Choice Support staff vote to strike over changes to salary levels

Members of the union Unison at the social care charity Choice Support have voted in favour of strike action in a dispute over changes to pay.

Sixty-eight of 80 Unison members balloted last week among the charity’s workforce in Wakefield, West Yorkshire, voted to walk out in a row over changes to salary levels.

The charity, which has 1,600 staff nationally, said it had to make changes to pay among staff that it employs through a contract with Wakefield Council in order to protect the long-term viability of the service.

Proposed changes will see the charity’s lowest-paid staff receive a pay rise, although other staff will have their pay cut. It said the changes affected 258 staff out of its total Wakefield workforce of 280 employees and 63 casual staff.

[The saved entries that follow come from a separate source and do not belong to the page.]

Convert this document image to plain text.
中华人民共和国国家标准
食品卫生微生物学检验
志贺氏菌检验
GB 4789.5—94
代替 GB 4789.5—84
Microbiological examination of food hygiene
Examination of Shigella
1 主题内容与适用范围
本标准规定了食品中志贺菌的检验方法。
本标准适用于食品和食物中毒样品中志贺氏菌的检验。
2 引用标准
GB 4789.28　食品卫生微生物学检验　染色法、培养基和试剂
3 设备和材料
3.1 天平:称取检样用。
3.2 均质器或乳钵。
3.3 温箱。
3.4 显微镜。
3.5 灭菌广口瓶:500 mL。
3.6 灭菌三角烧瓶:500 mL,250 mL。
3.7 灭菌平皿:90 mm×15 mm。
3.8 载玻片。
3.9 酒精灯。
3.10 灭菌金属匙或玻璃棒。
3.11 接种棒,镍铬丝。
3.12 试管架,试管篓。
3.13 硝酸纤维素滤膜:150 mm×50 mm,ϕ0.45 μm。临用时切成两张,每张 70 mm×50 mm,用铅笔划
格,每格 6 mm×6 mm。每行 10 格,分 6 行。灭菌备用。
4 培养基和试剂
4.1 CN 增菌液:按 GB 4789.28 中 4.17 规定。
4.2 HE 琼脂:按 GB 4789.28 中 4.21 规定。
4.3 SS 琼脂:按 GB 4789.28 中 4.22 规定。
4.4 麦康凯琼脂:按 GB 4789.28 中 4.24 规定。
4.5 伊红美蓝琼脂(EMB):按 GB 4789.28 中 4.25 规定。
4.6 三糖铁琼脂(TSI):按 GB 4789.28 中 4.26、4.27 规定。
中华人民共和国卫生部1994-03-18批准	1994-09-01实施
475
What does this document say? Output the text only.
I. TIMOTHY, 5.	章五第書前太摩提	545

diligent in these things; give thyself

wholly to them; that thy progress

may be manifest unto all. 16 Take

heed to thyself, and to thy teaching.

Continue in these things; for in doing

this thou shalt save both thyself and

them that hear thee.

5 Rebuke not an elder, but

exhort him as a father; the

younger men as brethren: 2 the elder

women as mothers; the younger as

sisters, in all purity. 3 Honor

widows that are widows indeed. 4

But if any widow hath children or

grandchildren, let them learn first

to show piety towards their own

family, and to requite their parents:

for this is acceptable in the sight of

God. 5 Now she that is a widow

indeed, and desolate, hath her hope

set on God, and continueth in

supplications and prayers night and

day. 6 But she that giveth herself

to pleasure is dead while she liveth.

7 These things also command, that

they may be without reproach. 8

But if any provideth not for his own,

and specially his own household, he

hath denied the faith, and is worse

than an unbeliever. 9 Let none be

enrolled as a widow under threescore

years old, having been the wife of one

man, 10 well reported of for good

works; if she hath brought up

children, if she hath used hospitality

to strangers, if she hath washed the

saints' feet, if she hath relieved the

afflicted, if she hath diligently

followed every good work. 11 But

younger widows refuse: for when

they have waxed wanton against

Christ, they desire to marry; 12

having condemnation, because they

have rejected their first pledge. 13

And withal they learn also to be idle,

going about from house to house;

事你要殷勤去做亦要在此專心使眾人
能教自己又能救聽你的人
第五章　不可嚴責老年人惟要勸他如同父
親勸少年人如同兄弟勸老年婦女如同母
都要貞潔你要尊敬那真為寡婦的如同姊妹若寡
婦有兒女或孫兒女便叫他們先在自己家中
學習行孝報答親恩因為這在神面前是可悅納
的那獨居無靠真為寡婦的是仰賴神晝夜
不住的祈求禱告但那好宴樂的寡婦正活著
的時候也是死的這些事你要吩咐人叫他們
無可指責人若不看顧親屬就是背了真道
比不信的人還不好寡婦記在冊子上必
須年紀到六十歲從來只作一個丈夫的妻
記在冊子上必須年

Choice Support said pay changes were “necessary so we can continue providing long-term, sustainable and high-quality care” through its contract with the council, and that the changes were in line with local market rates.

The staff who will be paid less have been offered a lump-sum payment equivalent to nine months of the salary reduction.

Gary Cleaver, a regional organiser at Unison, said that Choice Support’s financial statement for 2013 showed that nine of its directors earned “astronomical salaries” of between £60,000 and £120,000, and that these had “increased significantly over the past year”.

“The chief executive’s salary has risen by at least £10,000 in the past year,” said Cleaver. “It is outrageous that they are paying themselves these huge sums yet slashing the pay of the front-line staff who care for these vulnerable people every working day of their lives. How can the board possibly justify forcing our members into poverty while they are paid many times more than the national wage?”